The Cost Shifting Economy

Car dealers train their salesmen to focus the customer on the car payment and not the sticker price. There’s a number of reasons for it. One is that people will take a larger car payment that they want if they like the car. The difference between a $500 payment and a $550 payment is easy to justify when you’re in love. That’s a few thousand dollars more in car, but it only feels like fifty bucks.

The other reason is the dealer can bundle everything up so that the customer cannot negotiate each item one at a time. The last thing a dealer wants is to debate the trade-in, the interest rate, the dealer options and so on. A good salesman can sneak in some high profit items to the dealer, while hitting the customers peak tolerance for a car payment.

The mobile phone market has always worked on this principle. My first mobile phone was from a place in Boston that basically leased you a phone and charged you each month for minutes. They quickly figured out that was a loser and just included the minutes. That was late 80’s and it has been that way ever since. You “buy” the phone, but you’re really just making a down payment. The rest is financed through your monthly bill.

That’s about to change and it is another example of the cracks showing up in the cost-shifting economy.

Verizon Wireless today announced a new set of wireless data plans, and none of them are available with contracts or phone subsidies.

It’s not clear from Verizon’s announcement whether it’s going to completely stop offering contracts and device subsidies to new customers after these plans become available on August 13. Since the announcement doesn’t say anything about killing existing plans, it’s possible that the company could still offer traditional two-year contracts, but without promoting them. We’ve asked Verizon about this and will provide an update if we get one.Going forward, Verizon will encourage customers to either buy phones outright or pay for the entire device in installments. This differs from the model in which you get a discount of several hundred dollars off the price of a new phone but have to sign a two-year contract that can’t be broken without paying early termination fees. When customers own their phones outright, it’s a lot easier to switch carriers to get a better deal.

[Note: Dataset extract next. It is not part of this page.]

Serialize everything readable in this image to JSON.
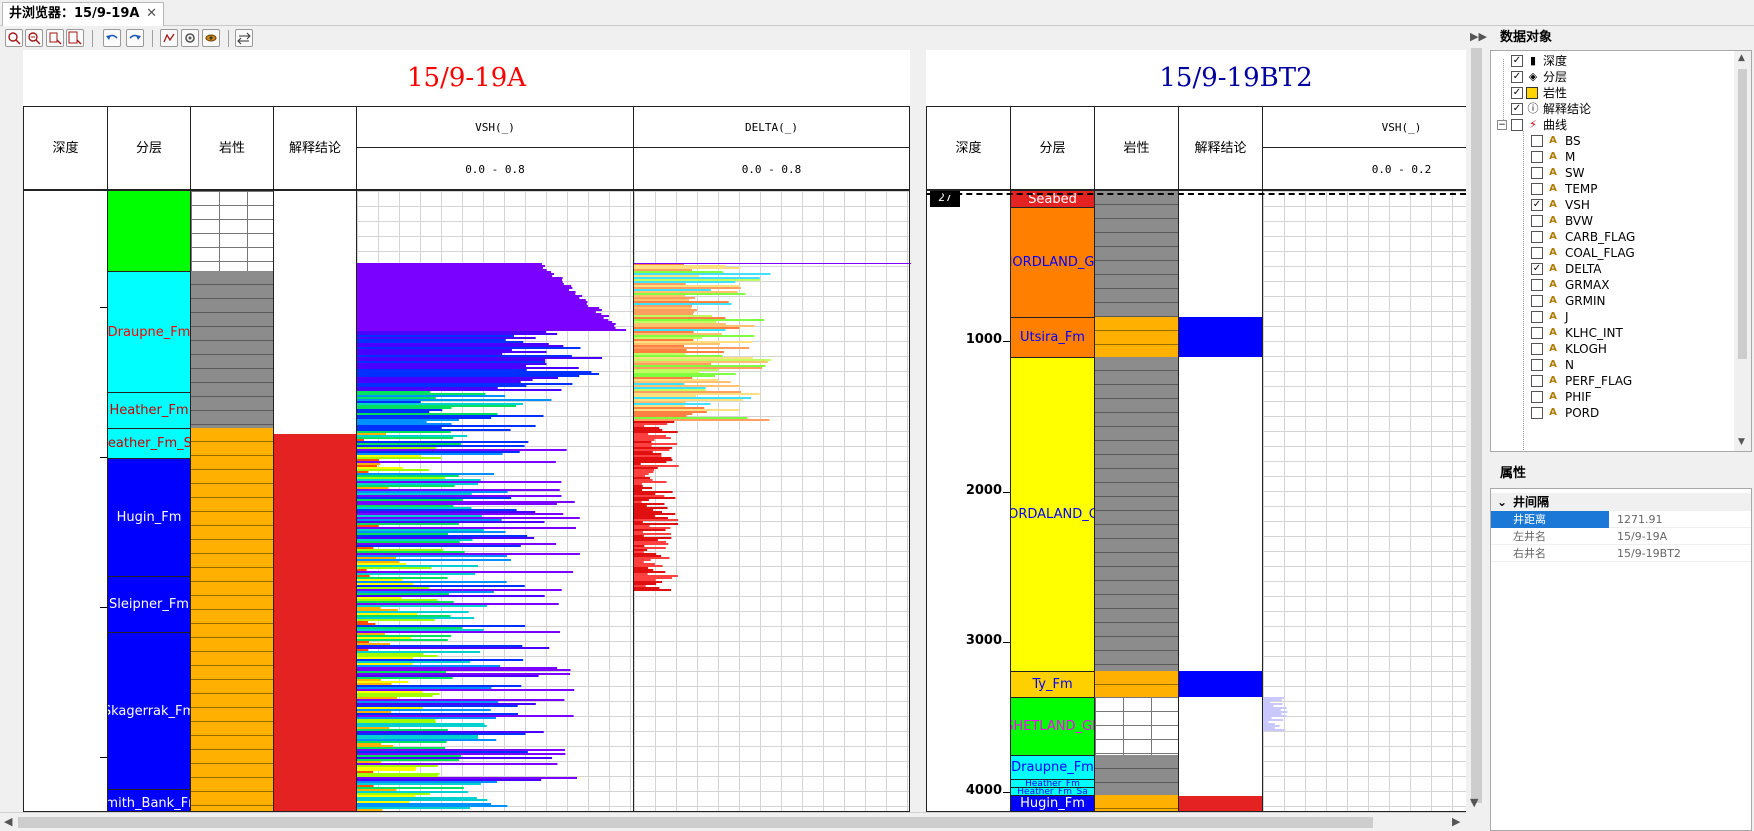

The mobile carriers have been subsidizing the phone purchase by financing it through the bill. That’s how the broke waitress can afford a $650 iPhone. Apple was shifting the cost of their phone to the carrier. The carrier, in turn, found a way to game the customer by tucking the costs in the monthly bill. They also put some interest in there too.

That worked fine in a growing market, but the market is saturated. They’ve run out of greater fools. Now the carriers are chasing price and that means the subsidies go away. The number of people will be willing to pony up $650 for an iPhone is probably much less than the number willing to pay $200. This will have the inevitable result of collapsing the margins of the phone makers as they have to chase price.

For a long time now the US economy has been based on the belief that growth is forever. When every business in a market is based on forever growth, when the market stops growing, it collapses and takes everyone with it. The housing bubble is a classic example, but large swaths of the tech economy have worked the same way. We’re running out of new people to pay for the old people now. The results are inevitable.

1 thought on “The Cost Shifting Economy

  1. One of my sons recently was shocked by the idea of ‘planned obsolescence’ when I spoke to him about it. No one seems to talk about it much these days but it was a big thing fifty years back, though it is still vital in keeping the economy — or at least production and sales — going.

    Fashion ‘trends’ are another way to keep people buying the same thing in a slightly different look, though I can see that mobile phones/cell phones only have so many options. It will be a while before they get away from rectangular with rounded corners.

    Happily the quest for the new never grows old, even if markets shrink.